Osanna Agostini e le sue lettere di speranza per degenti e sanitari del San Jacopo

La passione per la scrittura e la bella calligrafia di Osanna Agostini regala un raggio di felicità per degenti e sanitari del San Jacopo: arrivate le lettere per infondere speranza con l'incipit "Non siete soli".

Osanna Agostini e le sue lettere di speranza per degenti e sanitari del San Jacopo
Sanità Pistoia, 03 Febbraio 2021 ore 15:50

La passione per la scrittura di Osanna Agostini porta alla consegna di lettere speciali in questi giorni all'ospedale San Jacopo di Pistoia: "Non siete soli" il messaggio di speranza indirizzato a degenti e sanitari.

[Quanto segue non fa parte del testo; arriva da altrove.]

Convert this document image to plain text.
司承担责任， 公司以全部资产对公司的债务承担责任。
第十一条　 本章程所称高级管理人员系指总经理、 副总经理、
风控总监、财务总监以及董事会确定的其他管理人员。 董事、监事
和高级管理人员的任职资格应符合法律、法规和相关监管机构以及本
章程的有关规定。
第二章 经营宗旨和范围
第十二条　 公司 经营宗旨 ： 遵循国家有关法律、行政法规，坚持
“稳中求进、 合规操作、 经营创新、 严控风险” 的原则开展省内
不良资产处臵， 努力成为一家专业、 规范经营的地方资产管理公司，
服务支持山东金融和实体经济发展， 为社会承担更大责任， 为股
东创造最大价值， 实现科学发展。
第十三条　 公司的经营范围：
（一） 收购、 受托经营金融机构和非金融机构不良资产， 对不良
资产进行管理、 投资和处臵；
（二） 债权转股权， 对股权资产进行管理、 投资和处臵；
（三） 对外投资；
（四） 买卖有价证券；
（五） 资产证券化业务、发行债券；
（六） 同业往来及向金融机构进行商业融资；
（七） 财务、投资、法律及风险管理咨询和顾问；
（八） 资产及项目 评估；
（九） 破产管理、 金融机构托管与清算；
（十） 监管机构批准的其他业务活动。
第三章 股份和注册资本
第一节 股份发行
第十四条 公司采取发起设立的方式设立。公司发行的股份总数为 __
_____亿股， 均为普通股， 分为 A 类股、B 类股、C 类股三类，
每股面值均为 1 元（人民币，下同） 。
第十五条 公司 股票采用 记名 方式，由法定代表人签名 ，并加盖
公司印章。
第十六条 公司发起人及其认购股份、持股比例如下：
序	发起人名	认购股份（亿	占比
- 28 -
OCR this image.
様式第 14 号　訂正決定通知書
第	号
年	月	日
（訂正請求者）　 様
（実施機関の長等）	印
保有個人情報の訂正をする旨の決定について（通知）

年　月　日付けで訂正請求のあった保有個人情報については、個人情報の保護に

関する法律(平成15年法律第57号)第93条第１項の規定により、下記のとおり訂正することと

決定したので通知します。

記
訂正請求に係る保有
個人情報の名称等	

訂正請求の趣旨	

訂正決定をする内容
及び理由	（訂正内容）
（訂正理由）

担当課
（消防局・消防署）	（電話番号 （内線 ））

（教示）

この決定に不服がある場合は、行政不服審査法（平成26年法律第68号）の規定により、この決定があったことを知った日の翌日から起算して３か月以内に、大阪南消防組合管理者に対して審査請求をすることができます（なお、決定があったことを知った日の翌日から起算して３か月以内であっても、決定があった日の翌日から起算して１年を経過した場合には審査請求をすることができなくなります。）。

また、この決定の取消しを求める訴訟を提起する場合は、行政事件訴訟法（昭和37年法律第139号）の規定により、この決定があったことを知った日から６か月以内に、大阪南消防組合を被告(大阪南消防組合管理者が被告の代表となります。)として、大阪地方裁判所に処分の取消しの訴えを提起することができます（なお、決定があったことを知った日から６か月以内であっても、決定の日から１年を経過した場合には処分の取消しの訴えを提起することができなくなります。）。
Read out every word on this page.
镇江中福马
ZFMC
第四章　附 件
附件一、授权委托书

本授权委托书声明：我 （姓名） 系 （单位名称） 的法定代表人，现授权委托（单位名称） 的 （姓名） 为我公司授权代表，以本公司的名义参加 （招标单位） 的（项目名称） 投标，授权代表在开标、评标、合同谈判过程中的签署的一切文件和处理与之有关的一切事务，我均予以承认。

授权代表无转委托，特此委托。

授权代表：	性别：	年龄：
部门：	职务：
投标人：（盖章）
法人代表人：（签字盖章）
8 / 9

Le lettere di speranza all'ospedale San Jacopo di Osanna Agostini

“Non siete soli” è questo il messaggio principale che la signora Osanna Agostini ha voluto comunicare ai degenti e ai sanitari dell’ospedale San Jacopo consegnando per loro un pacco di lettere da lei stessa scritte. Redatte in bella calligrafia su carta fiorentina le lettere, sono state recapitate in questi giorni all’ospedale alla dottoressa Giuditta Niccolai della direzione sanitaria del presidio e ai dottori Monica Chiti e Paolo Cellini i quali hanno fatto sapere alla signora Osanna che saranno recapitate ai pazienti attraverso i coordinatori infermieristici.

La Signora Osanna, pistoiese, da sempre scrive alle persone colpite dalle disgrazie: lo ha fatto, ad esempio, per i familiari dei morti nell’attentato di Nassirya e per i congiunti delle vittime della valanga di Rigopiano.

Le lettere, sono una diversa dall’altra e tutte vogliono infondere coraggio, speranza e vicinanza.

“Le persone – dice Osanna- devono sapere che anche se sono in ospedale non sono sole e che la comunità tutta pensa a loro. Gli angeli esistono in cielo e nessuno li ha mai visti e non li puoi incontrare....ma non è così.....puoi ogni giorno vederli se in ospedale ti trovi ad andare….", scrive la signora Osanna nella lettera rivolta agli operatori che sarà diffusa in tutti i reparti.

L’iniziativa della signora Agostini è stata particolarmente apprezzata dalle direzioni sanitaria e infermieristica e si colloca tra quelle finalizzate a far superare nel modo migliore il momento del ricovero ospedaliero e soprattutto la sensazione di solitudine.